Date Available

12-14-2011

Year of Publication

2008

Document Type

Dissertation

College

Arts and Sciences

Department

Anthropology

First Advisor

Lisa Cliggett

Abstract

This dissertation examines rural families responses to global and local situations that have made earning a livelihood as a farmer very difficult. Drawing from original research, including a household livelihood census of 195 households, interviews with 72 people, participant observation, and archival research, the dissertation explores how rural families have responded to declines in domestic agricultural markets fueled by global and national forces and local environmental change. It asks: what impact will small farming families responses to these forces of change have on peoples identities as peasants? I argue that while great change is underway in the countryside, peasant identity continues to flourish as people on the ground re-work and re-negotiate what it means to be a peasant. This research provides a voice to those often overlooked by macro-analyses of economic, political, or cultural development by providing rich ethnographic details on how global forces impact otherwise out-of-the way places.

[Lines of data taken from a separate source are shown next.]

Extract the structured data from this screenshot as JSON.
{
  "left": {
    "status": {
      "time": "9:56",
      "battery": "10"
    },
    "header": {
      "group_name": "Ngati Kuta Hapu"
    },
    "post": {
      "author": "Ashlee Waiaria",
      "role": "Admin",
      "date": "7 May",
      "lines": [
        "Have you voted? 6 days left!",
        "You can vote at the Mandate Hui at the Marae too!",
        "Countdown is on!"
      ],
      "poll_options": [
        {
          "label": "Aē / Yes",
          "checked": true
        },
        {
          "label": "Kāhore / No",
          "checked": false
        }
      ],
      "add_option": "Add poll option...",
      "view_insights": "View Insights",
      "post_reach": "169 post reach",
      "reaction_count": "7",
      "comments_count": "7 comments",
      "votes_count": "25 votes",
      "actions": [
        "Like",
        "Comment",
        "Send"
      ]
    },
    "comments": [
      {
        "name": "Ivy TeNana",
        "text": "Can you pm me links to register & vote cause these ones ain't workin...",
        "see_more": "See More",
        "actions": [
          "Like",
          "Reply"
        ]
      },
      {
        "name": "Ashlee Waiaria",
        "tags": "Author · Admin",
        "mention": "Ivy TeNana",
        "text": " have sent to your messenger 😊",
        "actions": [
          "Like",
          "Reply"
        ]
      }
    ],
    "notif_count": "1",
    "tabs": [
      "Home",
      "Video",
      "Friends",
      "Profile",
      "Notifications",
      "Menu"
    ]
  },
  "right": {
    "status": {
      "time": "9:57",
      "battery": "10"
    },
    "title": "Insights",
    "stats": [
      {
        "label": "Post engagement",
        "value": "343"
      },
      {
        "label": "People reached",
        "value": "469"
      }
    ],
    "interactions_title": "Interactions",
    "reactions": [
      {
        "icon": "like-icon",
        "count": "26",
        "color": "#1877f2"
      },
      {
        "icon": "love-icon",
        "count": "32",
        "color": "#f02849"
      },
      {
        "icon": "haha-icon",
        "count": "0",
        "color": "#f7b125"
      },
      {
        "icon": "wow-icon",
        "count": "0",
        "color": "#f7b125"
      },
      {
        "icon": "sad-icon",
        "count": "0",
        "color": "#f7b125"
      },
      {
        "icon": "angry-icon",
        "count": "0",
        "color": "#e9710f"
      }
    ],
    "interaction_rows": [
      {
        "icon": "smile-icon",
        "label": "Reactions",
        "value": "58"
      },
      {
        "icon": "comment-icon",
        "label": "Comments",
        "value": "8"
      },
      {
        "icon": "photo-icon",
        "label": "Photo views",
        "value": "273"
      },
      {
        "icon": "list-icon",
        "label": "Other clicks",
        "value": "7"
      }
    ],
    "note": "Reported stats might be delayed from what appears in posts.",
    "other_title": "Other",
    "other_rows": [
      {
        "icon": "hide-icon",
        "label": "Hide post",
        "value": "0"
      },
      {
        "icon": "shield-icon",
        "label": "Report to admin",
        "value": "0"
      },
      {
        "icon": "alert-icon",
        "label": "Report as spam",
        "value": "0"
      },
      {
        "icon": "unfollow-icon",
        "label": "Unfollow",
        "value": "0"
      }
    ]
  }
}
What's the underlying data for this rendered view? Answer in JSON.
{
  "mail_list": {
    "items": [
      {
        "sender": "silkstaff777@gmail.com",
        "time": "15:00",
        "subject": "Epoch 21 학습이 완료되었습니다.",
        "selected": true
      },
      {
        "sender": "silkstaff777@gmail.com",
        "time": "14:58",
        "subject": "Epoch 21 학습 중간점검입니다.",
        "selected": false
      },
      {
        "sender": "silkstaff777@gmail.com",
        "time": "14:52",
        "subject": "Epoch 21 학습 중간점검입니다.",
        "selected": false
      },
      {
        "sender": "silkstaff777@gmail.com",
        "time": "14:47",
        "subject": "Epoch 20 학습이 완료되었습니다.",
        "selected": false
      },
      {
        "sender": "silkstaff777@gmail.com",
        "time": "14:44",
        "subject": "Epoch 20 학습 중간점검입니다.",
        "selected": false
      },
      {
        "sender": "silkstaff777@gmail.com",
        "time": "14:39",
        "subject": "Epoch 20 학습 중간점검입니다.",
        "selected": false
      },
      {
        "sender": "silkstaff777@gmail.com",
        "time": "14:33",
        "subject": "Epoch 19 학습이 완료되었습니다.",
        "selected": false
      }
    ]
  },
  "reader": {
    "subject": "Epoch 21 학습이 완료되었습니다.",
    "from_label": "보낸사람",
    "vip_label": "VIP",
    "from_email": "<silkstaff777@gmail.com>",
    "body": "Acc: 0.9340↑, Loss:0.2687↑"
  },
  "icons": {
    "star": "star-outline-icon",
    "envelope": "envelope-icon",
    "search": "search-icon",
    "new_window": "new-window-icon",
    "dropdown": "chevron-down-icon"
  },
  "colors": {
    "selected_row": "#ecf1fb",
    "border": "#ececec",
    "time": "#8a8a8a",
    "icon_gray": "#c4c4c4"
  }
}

This dissertation critically examines what is meant by development and change, what development and change look like in a local, grounded context and what current trends can teach us about the future of rural areas both in Costa Rica and in other regions of the world experiencing similar phenomena: increasing educational opportunities for youth, a continued opening up of agricultural markets, a blurring of the line between the urban and the rural, and declining environmental quality.